Cada lunes

Pedro / Payán / Sotomayor

La cascada de parque

EN mis paseos recalo muchas veces en el Parque Genovés, hoy por hoy la mayor y mejor zona verde no ya del Casco Antiguo sino de toda la ciudad. Es una delicia recorrer su Paseo de las Palmeras y perderse por los distintos caminillos que lo integran, disfrutando de la visión de los múltiples árboles y plantas que lo adornan y que en algunos casos son ejemplares destacados de la flora a veces venidos de América y que aquí han tenido arraigo. Últimamente he podido ver el monumento a Celestino Mutis ya despejado de las plantas que casi le cubrían. Pero de lo que quiero ocuparme hoy es de la recuperada cascada y estanque de los patos uno de los rincones más bellos del Parque, y cuya antigüedad se remonta a 1892 la misma fecha de inauguración de todo el recinto. La pobre cascada había llegado a un grado de deterioro enorme y los patos tuvieron que ser trasladados al antiguo Hospital Militar. Pero eso ya es pasado. Ahora aparece magníficamente restaurado todo este lugar tan sugerente y lleno de encanto. El agua en distintos chorros cae al estanque desde la altura y el vaso de éste aparece perfectamente limpio con la imagen bucólica de sus habitantes, los patos. El interior de la gruta está totalmente despejado por lo que se puede deambular por él e igualmente subir a la parte alta y cruzar un puentecillo de manera que también se ha rehabilitado. Desde allí se tiene una preciosa vista del resto del Parque y del mar cercano.

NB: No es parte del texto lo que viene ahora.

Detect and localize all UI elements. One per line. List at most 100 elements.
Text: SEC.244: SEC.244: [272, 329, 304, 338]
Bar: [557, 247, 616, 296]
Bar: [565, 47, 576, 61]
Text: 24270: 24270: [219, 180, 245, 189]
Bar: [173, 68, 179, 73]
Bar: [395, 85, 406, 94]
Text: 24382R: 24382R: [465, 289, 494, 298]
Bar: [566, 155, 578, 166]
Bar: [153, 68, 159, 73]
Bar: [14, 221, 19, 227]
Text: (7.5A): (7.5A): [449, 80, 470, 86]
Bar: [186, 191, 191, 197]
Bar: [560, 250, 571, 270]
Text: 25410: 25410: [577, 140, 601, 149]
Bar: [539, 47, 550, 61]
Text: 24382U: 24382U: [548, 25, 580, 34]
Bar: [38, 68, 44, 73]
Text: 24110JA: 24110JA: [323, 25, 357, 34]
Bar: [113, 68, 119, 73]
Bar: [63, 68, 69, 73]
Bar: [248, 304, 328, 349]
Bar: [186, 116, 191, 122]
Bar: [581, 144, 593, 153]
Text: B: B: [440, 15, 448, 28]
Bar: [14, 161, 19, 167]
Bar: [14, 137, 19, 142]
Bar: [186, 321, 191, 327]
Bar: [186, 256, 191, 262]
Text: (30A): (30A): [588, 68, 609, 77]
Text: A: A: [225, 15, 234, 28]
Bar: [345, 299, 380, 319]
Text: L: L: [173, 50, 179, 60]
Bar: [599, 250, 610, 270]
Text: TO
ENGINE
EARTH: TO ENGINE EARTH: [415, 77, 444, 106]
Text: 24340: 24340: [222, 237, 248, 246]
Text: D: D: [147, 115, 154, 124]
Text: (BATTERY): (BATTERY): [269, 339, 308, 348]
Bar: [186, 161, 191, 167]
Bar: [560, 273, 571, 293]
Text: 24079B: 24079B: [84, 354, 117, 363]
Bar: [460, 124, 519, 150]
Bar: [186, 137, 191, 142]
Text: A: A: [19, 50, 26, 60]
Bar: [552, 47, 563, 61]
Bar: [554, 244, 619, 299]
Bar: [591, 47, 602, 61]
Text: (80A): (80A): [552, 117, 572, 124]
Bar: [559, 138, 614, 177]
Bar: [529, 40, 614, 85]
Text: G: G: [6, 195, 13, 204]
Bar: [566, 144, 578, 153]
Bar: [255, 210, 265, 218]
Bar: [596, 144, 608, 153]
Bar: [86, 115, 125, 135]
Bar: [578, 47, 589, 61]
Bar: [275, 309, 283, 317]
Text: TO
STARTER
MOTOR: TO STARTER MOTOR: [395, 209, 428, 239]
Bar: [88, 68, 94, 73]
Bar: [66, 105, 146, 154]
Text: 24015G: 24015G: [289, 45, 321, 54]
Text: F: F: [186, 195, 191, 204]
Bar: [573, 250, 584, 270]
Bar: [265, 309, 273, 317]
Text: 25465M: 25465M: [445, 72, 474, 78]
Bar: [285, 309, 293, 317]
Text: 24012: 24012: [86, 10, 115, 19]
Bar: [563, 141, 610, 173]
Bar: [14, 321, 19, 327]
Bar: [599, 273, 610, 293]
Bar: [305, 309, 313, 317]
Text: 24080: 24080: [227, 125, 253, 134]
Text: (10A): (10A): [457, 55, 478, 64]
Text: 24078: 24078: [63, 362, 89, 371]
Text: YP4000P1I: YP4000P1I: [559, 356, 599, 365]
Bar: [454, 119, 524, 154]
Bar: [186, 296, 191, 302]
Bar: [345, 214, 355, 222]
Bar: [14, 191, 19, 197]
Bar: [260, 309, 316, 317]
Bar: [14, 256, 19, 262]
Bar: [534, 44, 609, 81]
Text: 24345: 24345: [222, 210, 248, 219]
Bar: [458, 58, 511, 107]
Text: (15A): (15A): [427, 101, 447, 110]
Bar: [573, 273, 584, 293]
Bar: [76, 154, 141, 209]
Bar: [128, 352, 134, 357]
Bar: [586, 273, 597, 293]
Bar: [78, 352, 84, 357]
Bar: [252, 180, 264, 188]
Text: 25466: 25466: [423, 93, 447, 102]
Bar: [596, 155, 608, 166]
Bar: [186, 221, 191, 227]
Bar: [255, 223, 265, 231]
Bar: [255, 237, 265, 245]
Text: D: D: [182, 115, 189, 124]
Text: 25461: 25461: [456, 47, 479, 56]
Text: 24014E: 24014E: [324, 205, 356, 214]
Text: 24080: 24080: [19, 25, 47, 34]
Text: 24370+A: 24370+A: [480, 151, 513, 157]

Todo un lujo. Y toda una alegría por tan lograda recuperación de un lugar que nos evoca ratos muy agradables de otra época de nuestra vida, especialmente la niñez y la juventud. El día que estuve allí había un numeroso grupo de personas disfrutando de tan hermoso entorno, entre ellas muchos niños echando pan a los patos, una imagen muy tradicional entre los gaditanos. No quisiera ensombrecer un comentario alegre y positivo como éste, pero... "nuestro gozo en un pozo". Porque pocos días después de la inauguración de las obras de recuperación de la cascada aparecieron tres patos muertos. Habían sido matados por manos criminales. Ya no debemos ni podemos hablar de gamberrada. Este hecho es mucho más grave. Desgraciadamente estamos rodeados de personas que no merecen vivir entre nosotros. ¿Hasta cuándo vamos a tener que soportar esta lacra?